DEA informants lack oversight according to report

DEA informants lack oversight according to report

The Justice Department discovers lack oversight of DEA's informants.

A study conducted by the Department of Justice Inspector General discovered that the Drug Enforcement Administration is negligent towards established protocol in dealing with informants The San Diego Union-Tribune reports.

The study conducted by the Department of Justice Inspector General found that millions of dollars have been gifted away without proper verification of federal disability settlements to informants and their families. The survey was extrapolated on a review of particular case files from a San Diego office that utilized confidential informants.

The account determined sloppy execution of agency’s program in handling informants, who play an imperative role in surveillance and data gathering and arrests.  The agency had 240 long term informants on its payroll, which means those who are used for more than six consecutive years, without conducting sufficient oversight.

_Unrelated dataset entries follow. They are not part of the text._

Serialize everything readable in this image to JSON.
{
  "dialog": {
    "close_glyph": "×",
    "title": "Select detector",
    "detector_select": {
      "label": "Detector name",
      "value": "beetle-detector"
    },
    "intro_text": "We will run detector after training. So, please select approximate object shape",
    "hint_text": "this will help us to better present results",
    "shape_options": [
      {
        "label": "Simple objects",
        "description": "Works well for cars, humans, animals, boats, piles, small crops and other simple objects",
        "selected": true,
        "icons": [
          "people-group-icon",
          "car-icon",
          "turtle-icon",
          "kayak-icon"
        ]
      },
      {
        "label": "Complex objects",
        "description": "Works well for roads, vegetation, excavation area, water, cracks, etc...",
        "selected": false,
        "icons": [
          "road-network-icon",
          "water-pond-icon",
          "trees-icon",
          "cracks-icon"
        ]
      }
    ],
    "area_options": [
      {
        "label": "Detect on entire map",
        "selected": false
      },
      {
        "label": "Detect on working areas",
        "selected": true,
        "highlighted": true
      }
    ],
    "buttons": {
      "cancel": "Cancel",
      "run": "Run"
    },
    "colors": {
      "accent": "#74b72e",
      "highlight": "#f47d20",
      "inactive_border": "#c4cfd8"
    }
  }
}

The analysis also discovered inattentive monitoring of informants given permission to break the law in order to capture a criminal, a practice labeled as Otherwise Illegal Activity.

The Justice Department oversight said that their auditors received mixed responses regarding specifics on the policies they use to justify illegal actions. The scope of the program’s dysfunction couldn’t be determined because of a general lack of compliance from the DEA. Information requests were delayed and inspection of confidential information was prevented. Thus, reviewers had a limited perspective.

The inspection included case files from the San Diego and Chicago offices, which were targeted at random. The memorandum detailed that between 2013 and 2014, $1,034,000 were paid out in death and disability benefits to 17 informants and their dependents. But the program’s most egregious issue is mismanagement of payments by the DEA and Department of Labor. For instance, the family of an informant that was shot to death has received $1.3 million in receipts since 1989.

Other claims also didn’t have suitable approval. In one example, money was given to an informant that had been killed overseas but no witness was followed up with to substantiate it.